Mr. Sagan asserts that of the 55,000 nuclear weapons then in existence, 20,000 to 22,000 were “strategic” weapons “poised for as rapid delivery as possible.” The U.S. and Russia, then, could destroy every city on Earth, with 18,000 strategic nukes to spare. An editor’s footnote states that by 2006, the world’s total “nuclear arsenals had been reduced to about twenty-thousand weapons — still roughly ten times what would be necessary to destroy our global civilization.”
Mr. Sagan saw the nuclear arms confrontation essentially as a “quarrel between the United States and the Soviet Union.” He didn’t acknowledge Moscow’s superiority in arms and missiles and denounced President Reagan’s strategic defense initiative which, as it turned out, was a major factor in Gorbachev’s decision to join in nuclear arms reduction agreements with Washington.
Mr. Sagan did not understand that the buildup of the U.S. nuclear arsenal under Ronald Reagan forced Moscow to change its policy. Instead, he came up with cliches such as “Religions can speak the truth to power.” He made common cause with liberal journalists such as Jonathan Schell, who in his book “The Fate of the Earth” said that nuclear weapons threaten planetary doom and our salvation requires a new man and a new politics: “There is no one to speak up for man. . . . We try to make do with a Newtonian politics in an Einsteinian world.”
Speaking up for man, Mr.
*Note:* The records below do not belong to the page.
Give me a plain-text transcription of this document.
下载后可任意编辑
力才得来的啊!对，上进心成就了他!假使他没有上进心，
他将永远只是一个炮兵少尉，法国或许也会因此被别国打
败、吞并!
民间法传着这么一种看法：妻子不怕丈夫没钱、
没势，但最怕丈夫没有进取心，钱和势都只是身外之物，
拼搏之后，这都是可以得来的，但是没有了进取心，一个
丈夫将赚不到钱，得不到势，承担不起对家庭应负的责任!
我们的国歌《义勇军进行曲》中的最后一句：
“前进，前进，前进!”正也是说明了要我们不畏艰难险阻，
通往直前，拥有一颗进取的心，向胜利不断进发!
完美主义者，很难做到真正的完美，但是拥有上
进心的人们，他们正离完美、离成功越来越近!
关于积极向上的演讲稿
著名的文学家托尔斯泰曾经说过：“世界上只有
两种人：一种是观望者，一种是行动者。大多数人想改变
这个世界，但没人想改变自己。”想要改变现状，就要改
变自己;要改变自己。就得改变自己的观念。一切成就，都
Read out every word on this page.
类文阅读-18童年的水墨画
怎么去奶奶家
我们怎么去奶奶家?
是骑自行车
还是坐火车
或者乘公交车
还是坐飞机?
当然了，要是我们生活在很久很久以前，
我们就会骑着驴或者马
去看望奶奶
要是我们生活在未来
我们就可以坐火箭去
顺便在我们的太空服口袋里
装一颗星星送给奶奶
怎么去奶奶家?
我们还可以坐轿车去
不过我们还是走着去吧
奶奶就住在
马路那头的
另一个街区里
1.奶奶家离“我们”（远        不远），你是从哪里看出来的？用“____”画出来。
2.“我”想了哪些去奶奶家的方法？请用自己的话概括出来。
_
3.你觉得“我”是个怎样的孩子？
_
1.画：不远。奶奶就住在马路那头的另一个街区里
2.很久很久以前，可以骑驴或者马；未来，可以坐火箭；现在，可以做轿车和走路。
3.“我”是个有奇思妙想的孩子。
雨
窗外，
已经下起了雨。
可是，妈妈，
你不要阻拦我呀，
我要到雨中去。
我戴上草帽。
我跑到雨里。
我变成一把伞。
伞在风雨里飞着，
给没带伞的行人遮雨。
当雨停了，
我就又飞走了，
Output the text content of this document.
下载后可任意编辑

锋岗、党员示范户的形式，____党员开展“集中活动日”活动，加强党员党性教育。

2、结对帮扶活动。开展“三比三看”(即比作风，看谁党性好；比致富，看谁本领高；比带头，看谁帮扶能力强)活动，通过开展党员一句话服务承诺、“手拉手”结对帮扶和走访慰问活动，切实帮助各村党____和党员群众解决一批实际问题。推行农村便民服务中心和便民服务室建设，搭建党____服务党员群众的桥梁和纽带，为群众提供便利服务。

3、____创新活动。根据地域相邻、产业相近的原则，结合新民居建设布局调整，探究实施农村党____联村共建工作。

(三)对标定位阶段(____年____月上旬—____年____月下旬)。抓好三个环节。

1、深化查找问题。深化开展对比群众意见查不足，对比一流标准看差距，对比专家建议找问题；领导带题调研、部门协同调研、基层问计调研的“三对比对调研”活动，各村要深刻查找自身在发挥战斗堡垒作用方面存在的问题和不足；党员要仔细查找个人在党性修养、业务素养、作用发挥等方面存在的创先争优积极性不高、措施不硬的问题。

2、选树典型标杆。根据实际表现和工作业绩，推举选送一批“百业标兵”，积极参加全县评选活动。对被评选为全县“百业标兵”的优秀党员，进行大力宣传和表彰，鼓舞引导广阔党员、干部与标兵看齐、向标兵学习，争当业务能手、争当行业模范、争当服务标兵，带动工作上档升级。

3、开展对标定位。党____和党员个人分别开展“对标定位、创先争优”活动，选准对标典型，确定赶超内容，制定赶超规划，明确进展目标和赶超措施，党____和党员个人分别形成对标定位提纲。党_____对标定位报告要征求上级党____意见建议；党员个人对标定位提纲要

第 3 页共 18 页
Sagan applauded the Golden Rule. “Christianity says that we should love our enemy, not ‘vaporize his children.'” His guides for world politics are Gandhi and Martin Luther King. He didn’t live to see that Reagan’s more realistic approach ended the Cold War without a shot fired.
Mr. Sagan was also concerned by less dramatic threats of planetary doom, such as man’s failure to be a good steward of the Earth. But as a creature of the Zeitgeist nuclear annihilation, not global warming, was on the front burner of the global apocalyptics in 1985.
After briefly examining the cosmological, ontological and moral argument for the existence of a benevolent, omniscient or omnipotent God, Mr. Sagan could find no scientific proof that God exists, much less that God is active in human affairs. But he does acknowledges that many serious and intelligent humans take a different view.
He might have mentioned the faith of men like George Washington, John Adams, Thomas Jefferson or Ben Franklin. Or the Declaration of Independence: “[A]ll men are . . . endowed by their Creator with certain unalienable Rights.” Or Abraham Lincoln: “Our reliance is in the love of liberty which God has planted in us.” But he doesn’t say a word about them.
— Ernest W. Lefever, a senior scholar at the Ethics and Public Policy Center, is editor of The Apocalyptic Premise, published in 1982.